ST. LOUIS • While the city Police Department considers reducing its force, it is arranging greater firepower for those who remain — adding shotguns to patrol cars and higher-powered rifles for supervisors.
The move comes against the backdrop of news that armed assaults are on the rise and the department may lose 80 of its 1,300 officers through attrition because of budget cuts.
"When you get out of a car with (a shotgun) and you hear the sound of the racking action, everyone knows the next thing you're going to hear is an exceptionally large bang," said Sgt. David Bonenberger, president of the St. Louis Police Officers' Association. "It's a confidence thing. It means business."
The department abandoned shotguns years ago in favor of short-barreled rifles that use the same 9 mm pistol ammunition as its semi-automatic handguns.
"After testing and training, we found the 9 mm configuration to be inadequate," Lt. Mike Deeba said Wednesday. "The shotgun is cheaper than the rifles and more effective in shorter distances, and most shootings occur within 15 yards of the officer."
While pistols and rifles fire a single bullet with each shot, a typical 12-gauge police shotgun shell fires a tight pattern of about eight bullet-sized balls.
New .223-caliber rifles will be issued to supervisors to provide greater long-distance shooting capability that also can penetrate body armor, officials said.
Lt. Col. Larry O'Toole said the department has been re-evaluating weapons since the 2010 ABB Inc. shooting, in which tense officers methodically searched a factory for a heavily armed disgruntled employee who fired more than 100 shots in killing three co-workers and himself.
The new weapons will be financed by a $137,000 donation from the St. Louis Police Foundation, approved Wednesday by the Board of Police Commissioners.
The group donated $56,000 for 140 Remington Model 870P pump-action shotguns to replace the Beretta Storm rifles carried in district patrol vehicles. The nonprofit also donated $81,000 to buy 45 Titan B/SL rifles for all district supervisors' vehicles.
Mayor Francis Slay, a member of the board, voted to approve the plan but scolded Chief Dan Isom for not briefing the board about the request for donations to change weapons.
"If we change our firepower and decide to put new weapons in police cars, and the Police Foundation knows about it before the board does, that's backwards," Slay complained.

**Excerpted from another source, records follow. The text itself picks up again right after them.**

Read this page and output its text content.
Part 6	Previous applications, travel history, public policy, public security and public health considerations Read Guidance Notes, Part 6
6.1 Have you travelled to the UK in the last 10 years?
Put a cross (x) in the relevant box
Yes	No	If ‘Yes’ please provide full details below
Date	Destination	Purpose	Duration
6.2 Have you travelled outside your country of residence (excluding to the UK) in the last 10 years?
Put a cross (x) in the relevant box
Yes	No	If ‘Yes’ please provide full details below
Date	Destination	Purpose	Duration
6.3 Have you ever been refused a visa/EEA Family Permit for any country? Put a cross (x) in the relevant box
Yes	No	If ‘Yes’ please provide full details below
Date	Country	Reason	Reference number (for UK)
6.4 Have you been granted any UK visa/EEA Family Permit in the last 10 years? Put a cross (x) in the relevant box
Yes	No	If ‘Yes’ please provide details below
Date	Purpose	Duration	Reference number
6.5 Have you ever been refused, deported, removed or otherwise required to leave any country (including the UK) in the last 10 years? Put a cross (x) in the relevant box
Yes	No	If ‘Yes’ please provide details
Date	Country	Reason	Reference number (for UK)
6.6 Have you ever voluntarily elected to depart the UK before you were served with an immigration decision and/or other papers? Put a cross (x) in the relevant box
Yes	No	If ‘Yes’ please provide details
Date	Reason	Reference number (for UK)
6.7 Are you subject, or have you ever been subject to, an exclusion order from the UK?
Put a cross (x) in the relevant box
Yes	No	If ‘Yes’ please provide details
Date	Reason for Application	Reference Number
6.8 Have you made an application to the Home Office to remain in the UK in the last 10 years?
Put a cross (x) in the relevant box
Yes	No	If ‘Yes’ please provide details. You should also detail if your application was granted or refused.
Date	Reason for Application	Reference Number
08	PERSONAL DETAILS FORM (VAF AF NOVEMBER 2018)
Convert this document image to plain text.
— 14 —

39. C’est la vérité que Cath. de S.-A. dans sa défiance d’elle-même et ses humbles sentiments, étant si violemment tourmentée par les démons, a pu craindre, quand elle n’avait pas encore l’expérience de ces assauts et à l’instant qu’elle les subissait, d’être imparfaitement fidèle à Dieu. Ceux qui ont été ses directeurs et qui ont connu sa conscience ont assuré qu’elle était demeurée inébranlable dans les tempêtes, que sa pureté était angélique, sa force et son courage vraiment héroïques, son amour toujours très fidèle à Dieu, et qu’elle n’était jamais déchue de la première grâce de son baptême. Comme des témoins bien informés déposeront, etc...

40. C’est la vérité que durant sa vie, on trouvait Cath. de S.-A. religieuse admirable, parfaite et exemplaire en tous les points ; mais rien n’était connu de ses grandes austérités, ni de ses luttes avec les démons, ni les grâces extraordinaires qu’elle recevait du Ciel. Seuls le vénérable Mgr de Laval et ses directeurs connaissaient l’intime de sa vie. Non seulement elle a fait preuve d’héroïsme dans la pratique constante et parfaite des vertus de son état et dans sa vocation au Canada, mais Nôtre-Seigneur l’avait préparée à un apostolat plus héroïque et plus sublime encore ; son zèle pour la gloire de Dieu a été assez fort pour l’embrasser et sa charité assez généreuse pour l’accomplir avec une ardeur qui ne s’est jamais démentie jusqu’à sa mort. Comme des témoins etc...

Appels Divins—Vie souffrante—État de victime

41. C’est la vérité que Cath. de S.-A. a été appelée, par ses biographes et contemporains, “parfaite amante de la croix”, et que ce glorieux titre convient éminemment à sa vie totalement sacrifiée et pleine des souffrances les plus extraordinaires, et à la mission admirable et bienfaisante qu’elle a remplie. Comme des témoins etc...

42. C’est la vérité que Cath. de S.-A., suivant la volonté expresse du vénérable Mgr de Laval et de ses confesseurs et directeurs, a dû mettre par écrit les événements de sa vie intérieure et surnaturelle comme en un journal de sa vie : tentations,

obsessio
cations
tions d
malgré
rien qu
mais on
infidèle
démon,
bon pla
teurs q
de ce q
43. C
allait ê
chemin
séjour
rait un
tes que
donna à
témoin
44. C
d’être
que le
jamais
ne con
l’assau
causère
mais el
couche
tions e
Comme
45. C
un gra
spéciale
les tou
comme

Isom responded that presenting the donations to the board members was informing them.
"The board can certainly turn down the donations and ask for more time to review it," Isom said.
News about the weapons should not overshadow the impact of Isom's proposal to reduce the force, said Police Officers' Association Business Manager Jeff Roorda.
"These things go hand-in-hand, us being outgunned and outnumbered on the street," Roorda said. "We'd like for there to be some people to actually carry these guns."
Bonenberger called the weapons "a step in the right direction" but said the organization would like the department to let officers carry personally owned rifles as well.
St. Louis County officers have been allowed to carry their own rifles, with pre-approval, for about a year. County Chief Tim Fitch said it was a way to get more rifles on the streets in tough financial times.
County police began equipping supervisors with rifles in 1995 but has since issued them to patrol officers as well.
"The officer is usually the first one on the scene," spokesman Rick Eckhard said. "This way, we can have more rifles on the scene and now we're not just relying on the supervisor."
The county force has about 400 shotguns in use. About 100 sergeants and 158 officers have department-issued AR-15 rifles, and 29 officers carry their own rifles, Eckhard said.
Many smaller police departments around the region equip patrol cars with 12-gauge shotguns and some have both a shotgun and a rifle.
The city's shotguns are intended for short-range encounters, within 25 yards. The new rifles' .223 -caliber ammunition is designed to disintegrate upon impact and not exit the target, making it less likely to wound bystanders, said Officer Scott Valentine, the city police armorer.
It was unclear what will become of the old 9 mm rifles, The department has traditionally destroyed obsolete firearms but is considering selling or trading these, a spokeswoman said.